What approach a) would do is within each country adjust the results separately for age, medical care access, dietary patterns and income distributions in each country. The results would be separate relationships in each country, and it would not be meaningful to compare one country's results with another, at least not for the purposes of saying something about the effect of SBP on eGFR because some appreciable part of the difference would be attributable to the other variables. This is method a).

Again, if this suits your purposes and if it doesn't constitute overfitting the data, it could be the correct thing to do. But, as I said earlier, I've never (before) encountered a real world situation where this was what was needed.

Thanks for the detailed explanation, and for your example. This discussion helped disentangle a lot of the subtleties in how these commands and options alter the results and interpretations. I think ultimately what I need is in (b). Much appreciated!

Julien

One additional question that gets a little more into basic statistics, but I wanted to be sure held true within the framework we discussed above:

Is it acceptable to use a covariate in the regression model in #6 that temporally comes after the given outcome? In other words, is it ok to use an "outcome" as a "predictor"? I would think so, given that I'm implying associations only, and not causality.

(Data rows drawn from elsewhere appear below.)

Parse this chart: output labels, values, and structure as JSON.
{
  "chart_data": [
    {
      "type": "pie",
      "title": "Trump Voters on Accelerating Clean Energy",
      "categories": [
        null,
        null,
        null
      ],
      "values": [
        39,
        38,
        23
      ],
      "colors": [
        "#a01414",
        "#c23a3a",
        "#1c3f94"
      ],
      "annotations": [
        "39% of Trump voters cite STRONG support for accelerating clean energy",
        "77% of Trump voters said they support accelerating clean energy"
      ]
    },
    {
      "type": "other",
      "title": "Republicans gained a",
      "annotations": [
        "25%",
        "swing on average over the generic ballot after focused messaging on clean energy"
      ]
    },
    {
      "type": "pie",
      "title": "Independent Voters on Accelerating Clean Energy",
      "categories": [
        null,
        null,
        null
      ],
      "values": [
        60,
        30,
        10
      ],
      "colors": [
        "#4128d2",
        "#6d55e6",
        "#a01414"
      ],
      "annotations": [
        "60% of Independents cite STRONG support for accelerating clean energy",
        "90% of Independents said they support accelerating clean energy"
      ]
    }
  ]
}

To explain what I mean, the covariate eGFR_pct2 is a calculation of GFR preservation that is determined 72 hours after the above surgery has happened, and which is in fact predicted to some extent by the Y outcome in the model above, Ischemia_Time_min.

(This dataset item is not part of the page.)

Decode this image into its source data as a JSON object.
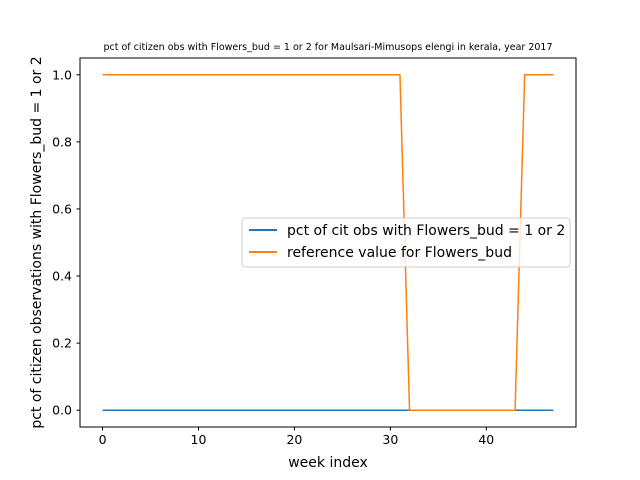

eGFR_pct2 is of critical importance because I'd like to be able to state that at each value of Auto_Renal_score, there was a given predicted difference in Ischemia_Time_Min between ischemia_type3==0 and ischemia_type3==1, and that eGFR_pct2 was no different between the two conditions of ischemia_type3.

Again, many thanks.

Julien

Well, as long as you make it very clear that you are not looking at causality, it is not out of the question to include as a "predictor" something that precedes the "outcome" in time. But I don't quite get from your explanation why you want to do this. To demonstrate "that eGFR_pct2 was no different between the two conditions of ischemia_type3" to me suggests that you want to do a t-test of eGFR_pct2 by inschemia_type3, or perhaps a regression that enables you to adjust for effects of other variables.

Perhaps what you meant is that you want to conclude from your original regression that the relationship between ischemia time and ischemia_type3 still holds after adjusting for possible differences in the eGFR_pct2 outcome in the two procedures. Or, more precisely, what you really want to say is that the relationship holds after adjusting for differences in the extent to which the two types of procedures preserve renal function, and you have no way to measure that before the procedure ends, but must use a measurement obtained later as a proxy for that. I think it is OK to do this, so long as you make it very clear to your audience that this is what you are doing.